La colonisation du savoir

Une histoire des plantes médicinales du Nouveau Monde (1492-1750)

paru dans lundimatin#83, le 28 novembre 2016

Dans un format magnifiquement illustré et mis en page, les Éditions des
mondes à faire viennent de faire paraître La colonisation du savoir. Une
histoire des plantes médicinales du Nouveau Monde (1492-1750) de Samir Boumediene. En voici une brève présentation ainsi que la préface.

Le but de ce livre - relire l’histoire de l’expansion coloniale à travers la question du savoir - et sa méthode - observer les relations entre l’Amérique et l’Europe en suivant le destin des plantes médicinales - pourraient paraître à la fois secondaires et incongrus. Et pourtant.

Codex de La Cruz-Badiano, réalisé à Tlatelolco
(Mexico), vers 1552

En 1492, c’est de l’or mais aussi des épices, donc des plantes médicinales, que va chercher Colomb aux « Indes ». Et, de même, c’est
d’abord comme des plantes médicinales que le tabac ou le cacao ont envahi les habitudes de consommation européennes et organisé l’économie de plantation coloniale. Au XVIe siècle, ces substances qui soignent revêtent aussi un enjeu politique central, lorsque les Espagnols doivent affronter la mortalité des Indiens qu’ils font travailler et qu’ils espèrent évangéliser. Rien d’étonnant, alors, que la première expédition scientifique de l’histoire, celle du docteur Francisco Hernández en 1570, ait pour objectif d’inventorier la pharmacopée amérindienne.

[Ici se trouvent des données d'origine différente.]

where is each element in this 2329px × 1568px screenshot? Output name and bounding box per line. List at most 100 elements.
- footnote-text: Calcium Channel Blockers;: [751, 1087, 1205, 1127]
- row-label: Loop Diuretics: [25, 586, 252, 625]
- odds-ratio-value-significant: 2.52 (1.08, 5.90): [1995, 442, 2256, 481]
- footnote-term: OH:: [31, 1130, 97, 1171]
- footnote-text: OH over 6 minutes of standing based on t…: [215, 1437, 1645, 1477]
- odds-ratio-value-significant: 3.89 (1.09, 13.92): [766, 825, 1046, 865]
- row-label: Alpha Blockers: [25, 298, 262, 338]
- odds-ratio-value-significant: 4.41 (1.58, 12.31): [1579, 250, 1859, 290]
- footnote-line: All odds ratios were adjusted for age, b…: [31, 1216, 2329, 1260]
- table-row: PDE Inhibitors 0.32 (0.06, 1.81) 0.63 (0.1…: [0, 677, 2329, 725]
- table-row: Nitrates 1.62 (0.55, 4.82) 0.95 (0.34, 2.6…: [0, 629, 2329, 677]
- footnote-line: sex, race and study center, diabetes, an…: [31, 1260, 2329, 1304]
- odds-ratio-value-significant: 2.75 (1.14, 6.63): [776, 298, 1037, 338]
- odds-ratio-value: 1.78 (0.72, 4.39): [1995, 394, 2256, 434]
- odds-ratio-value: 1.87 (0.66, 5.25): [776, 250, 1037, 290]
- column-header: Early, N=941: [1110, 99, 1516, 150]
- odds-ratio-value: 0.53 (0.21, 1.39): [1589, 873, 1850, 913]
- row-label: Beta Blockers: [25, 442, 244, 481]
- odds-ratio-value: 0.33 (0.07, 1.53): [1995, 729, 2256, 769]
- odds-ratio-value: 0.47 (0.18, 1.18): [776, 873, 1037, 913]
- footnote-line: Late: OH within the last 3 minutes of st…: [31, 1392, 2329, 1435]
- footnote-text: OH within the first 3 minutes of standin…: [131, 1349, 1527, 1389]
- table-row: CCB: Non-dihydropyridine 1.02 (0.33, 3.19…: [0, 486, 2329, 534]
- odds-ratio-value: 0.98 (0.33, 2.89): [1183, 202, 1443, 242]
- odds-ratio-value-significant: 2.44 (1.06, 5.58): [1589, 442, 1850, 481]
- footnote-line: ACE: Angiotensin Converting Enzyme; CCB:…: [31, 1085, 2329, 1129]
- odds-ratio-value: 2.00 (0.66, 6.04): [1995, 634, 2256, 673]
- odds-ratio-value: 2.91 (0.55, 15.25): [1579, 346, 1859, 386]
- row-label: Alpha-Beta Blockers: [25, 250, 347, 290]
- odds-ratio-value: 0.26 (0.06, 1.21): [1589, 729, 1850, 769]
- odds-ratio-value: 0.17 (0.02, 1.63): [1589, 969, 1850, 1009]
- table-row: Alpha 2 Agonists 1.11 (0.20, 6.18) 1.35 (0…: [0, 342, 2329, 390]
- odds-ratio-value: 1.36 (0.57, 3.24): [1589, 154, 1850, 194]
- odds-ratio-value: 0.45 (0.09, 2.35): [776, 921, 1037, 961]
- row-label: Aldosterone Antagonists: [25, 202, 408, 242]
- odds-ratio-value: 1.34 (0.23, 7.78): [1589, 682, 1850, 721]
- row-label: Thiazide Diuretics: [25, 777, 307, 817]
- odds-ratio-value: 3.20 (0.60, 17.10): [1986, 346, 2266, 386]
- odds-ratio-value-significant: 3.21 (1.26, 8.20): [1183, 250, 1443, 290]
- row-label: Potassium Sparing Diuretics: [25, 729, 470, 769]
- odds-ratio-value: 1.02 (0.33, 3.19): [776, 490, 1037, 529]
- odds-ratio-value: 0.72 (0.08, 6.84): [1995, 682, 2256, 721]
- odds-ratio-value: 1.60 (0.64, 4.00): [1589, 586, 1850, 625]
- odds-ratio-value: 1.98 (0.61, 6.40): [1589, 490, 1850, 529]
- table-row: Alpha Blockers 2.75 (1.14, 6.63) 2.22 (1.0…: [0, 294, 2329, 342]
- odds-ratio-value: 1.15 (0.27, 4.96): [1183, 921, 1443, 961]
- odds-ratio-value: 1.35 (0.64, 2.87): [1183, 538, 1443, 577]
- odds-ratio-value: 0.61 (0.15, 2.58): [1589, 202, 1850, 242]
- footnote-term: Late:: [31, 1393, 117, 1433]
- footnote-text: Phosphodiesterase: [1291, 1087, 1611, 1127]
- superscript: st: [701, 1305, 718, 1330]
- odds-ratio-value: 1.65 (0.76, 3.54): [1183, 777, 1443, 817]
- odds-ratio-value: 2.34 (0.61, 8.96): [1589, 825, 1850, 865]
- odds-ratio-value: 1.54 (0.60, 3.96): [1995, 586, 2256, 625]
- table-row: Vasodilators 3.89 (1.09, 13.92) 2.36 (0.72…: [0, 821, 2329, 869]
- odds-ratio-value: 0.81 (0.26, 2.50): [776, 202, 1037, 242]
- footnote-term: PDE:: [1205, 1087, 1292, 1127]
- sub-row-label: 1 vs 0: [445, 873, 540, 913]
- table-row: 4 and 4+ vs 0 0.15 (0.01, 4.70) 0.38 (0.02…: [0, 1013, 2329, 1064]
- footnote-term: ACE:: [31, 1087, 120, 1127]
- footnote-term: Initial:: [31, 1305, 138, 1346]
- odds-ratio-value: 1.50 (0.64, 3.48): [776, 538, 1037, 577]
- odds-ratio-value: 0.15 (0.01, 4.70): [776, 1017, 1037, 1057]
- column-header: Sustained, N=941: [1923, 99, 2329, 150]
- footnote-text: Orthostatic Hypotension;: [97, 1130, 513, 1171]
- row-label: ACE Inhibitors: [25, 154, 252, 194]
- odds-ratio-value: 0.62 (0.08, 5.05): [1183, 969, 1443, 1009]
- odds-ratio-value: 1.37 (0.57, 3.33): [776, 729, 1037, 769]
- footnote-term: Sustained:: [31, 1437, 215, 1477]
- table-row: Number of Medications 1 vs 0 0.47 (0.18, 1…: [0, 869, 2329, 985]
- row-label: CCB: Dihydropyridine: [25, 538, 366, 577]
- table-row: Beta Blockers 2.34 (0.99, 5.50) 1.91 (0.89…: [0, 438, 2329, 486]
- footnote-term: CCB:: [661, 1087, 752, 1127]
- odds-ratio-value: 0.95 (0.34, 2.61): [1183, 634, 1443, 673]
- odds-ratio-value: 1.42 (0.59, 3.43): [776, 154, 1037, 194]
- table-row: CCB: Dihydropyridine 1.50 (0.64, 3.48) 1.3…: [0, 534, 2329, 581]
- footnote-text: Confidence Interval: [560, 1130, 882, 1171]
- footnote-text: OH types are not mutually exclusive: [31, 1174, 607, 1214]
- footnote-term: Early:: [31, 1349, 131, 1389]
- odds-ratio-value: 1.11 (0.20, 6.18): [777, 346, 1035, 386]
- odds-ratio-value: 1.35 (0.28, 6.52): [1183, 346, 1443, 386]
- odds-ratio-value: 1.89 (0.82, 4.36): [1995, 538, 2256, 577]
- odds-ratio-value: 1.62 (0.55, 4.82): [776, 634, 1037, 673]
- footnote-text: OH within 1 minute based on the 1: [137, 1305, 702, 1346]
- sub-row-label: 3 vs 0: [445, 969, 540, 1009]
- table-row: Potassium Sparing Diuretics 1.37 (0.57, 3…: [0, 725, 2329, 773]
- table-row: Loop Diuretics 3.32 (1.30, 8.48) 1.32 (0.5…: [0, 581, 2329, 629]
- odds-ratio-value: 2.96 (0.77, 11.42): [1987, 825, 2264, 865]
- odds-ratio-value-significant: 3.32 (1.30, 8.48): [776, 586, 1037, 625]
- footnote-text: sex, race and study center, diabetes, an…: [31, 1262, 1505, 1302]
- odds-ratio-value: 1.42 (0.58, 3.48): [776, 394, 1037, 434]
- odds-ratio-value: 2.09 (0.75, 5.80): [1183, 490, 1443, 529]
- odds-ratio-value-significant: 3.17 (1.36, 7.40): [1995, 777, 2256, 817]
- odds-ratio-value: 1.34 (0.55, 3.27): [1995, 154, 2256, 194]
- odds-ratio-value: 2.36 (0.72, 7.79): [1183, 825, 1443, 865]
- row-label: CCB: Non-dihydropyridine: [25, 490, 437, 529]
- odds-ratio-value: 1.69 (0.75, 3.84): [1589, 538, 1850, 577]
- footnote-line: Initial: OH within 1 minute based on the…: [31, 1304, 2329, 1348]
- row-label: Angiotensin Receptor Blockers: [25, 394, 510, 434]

L’usage du gaïac antillais contre la syphilis,
Stradano, XVIe s.

Grand commerce des drogues, exploitation des ressources naturelles,
biopiraterie, questionnaire, chasse aux connaissances… La colonisation
du savoir remonte aux sources de toutes ces histoires. En suivant notamment la trajectoire du quinquina, cet antimalarique que Tintin
utilise encore au Congo, le livre montre comment l’appropriation du savoir médical venu d’Amérique a fait naître la médecine des principes
actifs que nous connaissons, et l’expropriation de la nature que nous
subissons chaque jour.

Détail d’une caisse de quinquina envoyée à Madrid,
XVIIIe siècle

Mais ce livre montre aussi, dans chacune de ses pages, que les choses auraient pu être autrement. Qu’il existe d’autres façons de connaître, de se soigner, d’entrer en relation avec le monde, que les sciences officielles n’ont pu s’approprier entièrement, détruire définitivement. En prenant le contrepied des réflexes dominants de l’histoire des sciences, et surtout de la nouvelle histoire à la mode des « connexions », le livre étudie toutes les plantes américaines qui ne sont pas passées en Europe. Hallucinogènes, abortifs, poisons, philtres d’amour, ces substances ont été à la fois rejetées par les autorités espagnoles et protégées par celles et ceux qui les utilisaient.

Offrande d’encens et sacrifice par deux guérisseurs,
Codex Tovar, vers 1580

Comme le peyotl du Mexique, comme la coca des Andes, elles mettent en jeu des définitions différentes de ce qui soigne et ce qui peut être soigné ; des conceptions différentes de l’invisible, du réel, de l’action. Pour les Espagnols, la pratique de soin non officielle devient ainsi un lieu de résistance de l’idolâtrie, des superstitions et de la sorcellerie qu’ils diabolisent. Mais cette pratique de soin demeure nécessaire à la santé ou à la mise au travail des Indiens et des esclaves . Tandis que les arbustes à coca sont rasés en Équateur, les autorités espagnoles tolèrent voire encouragent la consommation de la feuille dans les centres miniers. C’est autant parce que l’exercice du pouvoir dépossède que parce qu’il est parcouru par des failles que naît la possibilité du refus.

Sorcier des songes, sorcier de feu, sorcier qui suce,
par Guamán Poma de Ayala, c. 1615

Dans la clandestinité et dans le secret, le savoir sur les remèdes, sur les abortifs, sur les poisons, sur les sortilèges façonne de nouvelles manières de vivre et de faire communauté, et donne mille et une manière
à tous les dépossédés de s’attaquer aux maîtres espagnols.
Ou comment le savoir qui a colonisé peut être combattu par le savoir qui a été colonisé.